A network device used by telecom carriers and large enterprises to switch and multiplex low-speed voice and data signals onto high-speed lines and vice versa. It is typically used to aggregate several T1 lines into a higher-speed electrical or optical line as well as to distribute signals to various destinations; for example, voice and data traffic may arrive at the cross-connect on the same facility, but be destined for different carriers. Voice traffic would be transmitted out one port, while data traffic goes out another.

Cross-connects come large and small, handling only a few ports up to a few thousand. Narrowband, wideband and broadband cross-connects support channels down to DS0, DS1 and DS3 respectively.

Used With Telephone Switches
Digital cross-connects (DCSs) are widely used in conjunction with central office telephone switches and may be installed both before and/or after the switch. Cross-connections are established via an administrative process and are semi-permanent, whereas the telephone switch dynamically picks up dialing instructions and routes calls based on telephone number. See optical cross-connect.
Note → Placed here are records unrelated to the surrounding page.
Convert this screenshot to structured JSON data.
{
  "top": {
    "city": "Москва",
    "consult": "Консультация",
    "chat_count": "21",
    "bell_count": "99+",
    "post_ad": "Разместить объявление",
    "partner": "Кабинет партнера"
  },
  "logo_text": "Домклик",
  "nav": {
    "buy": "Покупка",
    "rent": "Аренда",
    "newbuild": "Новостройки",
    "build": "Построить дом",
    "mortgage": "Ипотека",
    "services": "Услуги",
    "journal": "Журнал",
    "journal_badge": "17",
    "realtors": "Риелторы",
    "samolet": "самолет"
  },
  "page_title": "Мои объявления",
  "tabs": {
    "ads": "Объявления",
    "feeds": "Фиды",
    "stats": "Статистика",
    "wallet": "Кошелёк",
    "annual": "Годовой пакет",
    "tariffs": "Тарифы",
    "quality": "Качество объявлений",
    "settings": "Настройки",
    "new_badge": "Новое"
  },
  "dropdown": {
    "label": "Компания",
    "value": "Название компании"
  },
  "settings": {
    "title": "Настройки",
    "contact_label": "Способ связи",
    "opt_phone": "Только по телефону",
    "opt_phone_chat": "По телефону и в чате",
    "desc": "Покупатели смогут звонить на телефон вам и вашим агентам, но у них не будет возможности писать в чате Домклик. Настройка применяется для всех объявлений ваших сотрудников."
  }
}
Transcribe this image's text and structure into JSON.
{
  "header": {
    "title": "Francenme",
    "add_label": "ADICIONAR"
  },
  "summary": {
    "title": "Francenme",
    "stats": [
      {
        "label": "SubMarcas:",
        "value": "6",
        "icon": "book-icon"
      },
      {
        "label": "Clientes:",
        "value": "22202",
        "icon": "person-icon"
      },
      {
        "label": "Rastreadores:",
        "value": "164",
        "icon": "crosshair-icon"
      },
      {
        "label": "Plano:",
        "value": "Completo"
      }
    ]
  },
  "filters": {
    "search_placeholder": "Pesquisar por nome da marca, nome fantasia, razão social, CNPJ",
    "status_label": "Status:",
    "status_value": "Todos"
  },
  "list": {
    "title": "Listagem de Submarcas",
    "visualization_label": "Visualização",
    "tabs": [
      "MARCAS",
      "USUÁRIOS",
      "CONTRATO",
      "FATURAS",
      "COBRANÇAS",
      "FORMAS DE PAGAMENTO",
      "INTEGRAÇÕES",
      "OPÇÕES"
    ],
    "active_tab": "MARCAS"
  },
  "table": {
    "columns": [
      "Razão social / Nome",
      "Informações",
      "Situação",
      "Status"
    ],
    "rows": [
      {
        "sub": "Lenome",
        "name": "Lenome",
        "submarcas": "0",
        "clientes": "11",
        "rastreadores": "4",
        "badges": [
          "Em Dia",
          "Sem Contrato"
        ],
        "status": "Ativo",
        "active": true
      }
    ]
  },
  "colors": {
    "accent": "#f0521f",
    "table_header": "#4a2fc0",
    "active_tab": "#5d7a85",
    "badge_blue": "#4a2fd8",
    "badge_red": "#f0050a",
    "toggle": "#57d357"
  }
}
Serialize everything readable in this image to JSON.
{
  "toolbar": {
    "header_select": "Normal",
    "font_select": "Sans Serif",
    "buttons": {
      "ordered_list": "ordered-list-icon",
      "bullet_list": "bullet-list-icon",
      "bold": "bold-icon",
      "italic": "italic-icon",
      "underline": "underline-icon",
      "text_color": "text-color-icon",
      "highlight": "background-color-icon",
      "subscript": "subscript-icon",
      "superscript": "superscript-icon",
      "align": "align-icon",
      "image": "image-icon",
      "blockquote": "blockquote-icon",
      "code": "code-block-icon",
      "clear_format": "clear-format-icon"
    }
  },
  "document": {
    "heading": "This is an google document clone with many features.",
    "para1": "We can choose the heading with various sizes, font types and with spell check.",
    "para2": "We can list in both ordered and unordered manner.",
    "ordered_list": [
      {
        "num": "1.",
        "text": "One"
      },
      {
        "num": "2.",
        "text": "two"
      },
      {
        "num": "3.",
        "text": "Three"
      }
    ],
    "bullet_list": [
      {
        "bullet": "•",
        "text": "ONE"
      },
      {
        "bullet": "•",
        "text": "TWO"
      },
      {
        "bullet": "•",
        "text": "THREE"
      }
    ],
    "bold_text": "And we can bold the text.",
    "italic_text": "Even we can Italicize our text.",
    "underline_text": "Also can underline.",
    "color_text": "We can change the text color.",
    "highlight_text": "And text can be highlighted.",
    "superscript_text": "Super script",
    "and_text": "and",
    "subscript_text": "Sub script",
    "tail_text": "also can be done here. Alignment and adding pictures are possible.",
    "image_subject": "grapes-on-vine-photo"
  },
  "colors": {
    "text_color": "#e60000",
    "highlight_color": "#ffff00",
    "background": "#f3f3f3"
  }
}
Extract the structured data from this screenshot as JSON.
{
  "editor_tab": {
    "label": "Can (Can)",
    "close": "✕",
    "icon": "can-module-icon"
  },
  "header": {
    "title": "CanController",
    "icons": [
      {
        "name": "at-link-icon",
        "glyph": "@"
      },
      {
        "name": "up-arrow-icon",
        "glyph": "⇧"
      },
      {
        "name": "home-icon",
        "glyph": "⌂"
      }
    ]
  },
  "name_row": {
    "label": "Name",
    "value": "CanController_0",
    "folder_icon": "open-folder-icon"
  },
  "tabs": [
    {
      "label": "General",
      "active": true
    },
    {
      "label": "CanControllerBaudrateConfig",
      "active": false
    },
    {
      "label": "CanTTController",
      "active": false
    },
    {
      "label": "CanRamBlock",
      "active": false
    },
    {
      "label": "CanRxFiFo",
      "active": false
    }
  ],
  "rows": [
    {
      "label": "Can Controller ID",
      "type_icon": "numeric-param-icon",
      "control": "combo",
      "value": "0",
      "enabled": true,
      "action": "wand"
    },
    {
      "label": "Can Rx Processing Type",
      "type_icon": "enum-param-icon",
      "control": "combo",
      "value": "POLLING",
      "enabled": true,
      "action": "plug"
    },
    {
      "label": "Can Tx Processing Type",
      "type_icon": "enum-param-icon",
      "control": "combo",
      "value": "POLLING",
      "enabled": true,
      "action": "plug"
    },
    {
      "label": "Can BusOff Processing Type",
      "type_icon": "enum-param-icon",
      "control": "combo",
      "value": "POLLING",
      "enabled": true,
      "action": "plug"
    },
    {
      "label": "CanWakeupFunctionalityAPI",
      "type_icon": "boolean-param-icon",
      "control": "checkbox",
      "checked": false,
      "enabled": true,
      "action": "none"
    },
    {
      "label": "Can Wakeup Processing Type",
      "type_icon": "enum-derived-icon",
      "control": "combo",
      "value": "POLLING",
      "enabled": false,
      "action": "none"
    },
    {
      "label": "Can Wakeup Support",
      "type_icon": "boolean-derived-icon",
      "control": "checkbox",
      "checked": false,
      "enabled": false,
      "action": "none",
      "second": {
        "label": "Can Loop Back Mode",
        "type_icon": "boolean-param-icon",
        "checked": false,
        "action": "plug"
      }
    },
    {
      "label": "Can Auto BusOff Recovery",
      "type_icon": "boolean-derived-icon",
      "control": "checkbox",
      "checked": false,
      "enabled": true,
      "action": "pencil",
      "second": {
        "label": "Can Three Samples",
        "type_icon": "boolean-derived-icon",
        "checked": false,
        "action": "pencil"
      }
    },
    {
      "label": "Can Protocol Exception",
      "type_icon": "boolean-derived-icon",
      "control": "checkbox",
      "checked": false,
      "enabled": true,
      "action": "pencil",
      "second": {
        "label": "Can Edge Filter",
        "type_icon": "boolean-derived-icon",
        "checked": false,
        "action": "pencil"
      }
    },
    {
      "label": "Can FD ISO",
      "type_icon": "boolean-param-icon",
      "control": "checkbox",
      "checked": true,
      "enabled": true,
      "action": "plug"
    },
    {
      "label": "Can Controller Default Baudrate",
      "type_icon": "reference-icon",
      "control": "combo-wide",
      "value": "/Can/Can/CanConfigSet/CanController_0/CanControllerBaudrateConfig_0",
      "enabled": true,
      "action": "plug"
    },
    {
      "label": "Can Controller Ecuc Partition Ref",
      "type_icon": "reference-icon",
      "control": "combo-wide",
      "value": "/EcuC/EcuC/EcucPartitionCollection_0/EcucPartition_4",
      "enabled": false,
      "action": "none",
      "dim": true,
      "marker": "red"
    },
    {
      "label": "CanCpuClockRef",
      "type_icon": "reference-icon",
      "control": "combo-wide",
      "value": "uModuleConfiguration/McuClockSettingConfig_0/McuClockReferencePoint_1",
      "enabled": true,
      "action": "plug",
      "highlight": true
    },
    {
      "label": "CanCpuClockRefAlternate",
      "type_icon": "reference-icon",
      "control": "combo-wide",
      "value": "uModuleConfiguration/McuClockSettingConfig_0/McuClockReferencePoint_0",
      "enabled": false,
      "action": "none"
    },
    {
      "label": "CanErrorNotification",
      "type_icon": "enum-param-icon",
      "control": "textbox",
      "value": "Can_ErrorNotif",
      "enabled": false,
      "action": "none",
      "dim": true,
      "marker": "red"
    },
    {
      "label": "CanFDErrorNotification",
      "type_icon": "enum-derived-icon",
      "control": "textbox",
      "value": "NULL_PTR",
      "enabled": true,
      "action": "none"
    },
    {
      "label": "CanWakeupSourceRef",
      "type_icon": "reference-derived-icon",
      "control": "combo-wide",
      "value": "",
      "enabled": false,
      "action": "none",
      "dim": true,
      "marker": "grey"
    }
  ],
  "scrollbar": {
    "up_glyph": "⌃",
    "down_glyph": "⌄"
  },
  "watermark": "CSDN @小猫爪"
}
A Digital Cross-Connect (DCS)
Digital cross-connects come in many sizes and can take up as little as one shelf on a rack or as many as 60. This TITAN 5500 system from Tellabs is an example of a large wideband cross-connect. (Image courtesy of Tellabs.)

Telco Switch Entry Points
The digital cross-connect (DCS) serves as the entry/exit point on the trunk side of the switches in local telephone company central offices as well as the wire centers of the interexchange carriers (IXCs).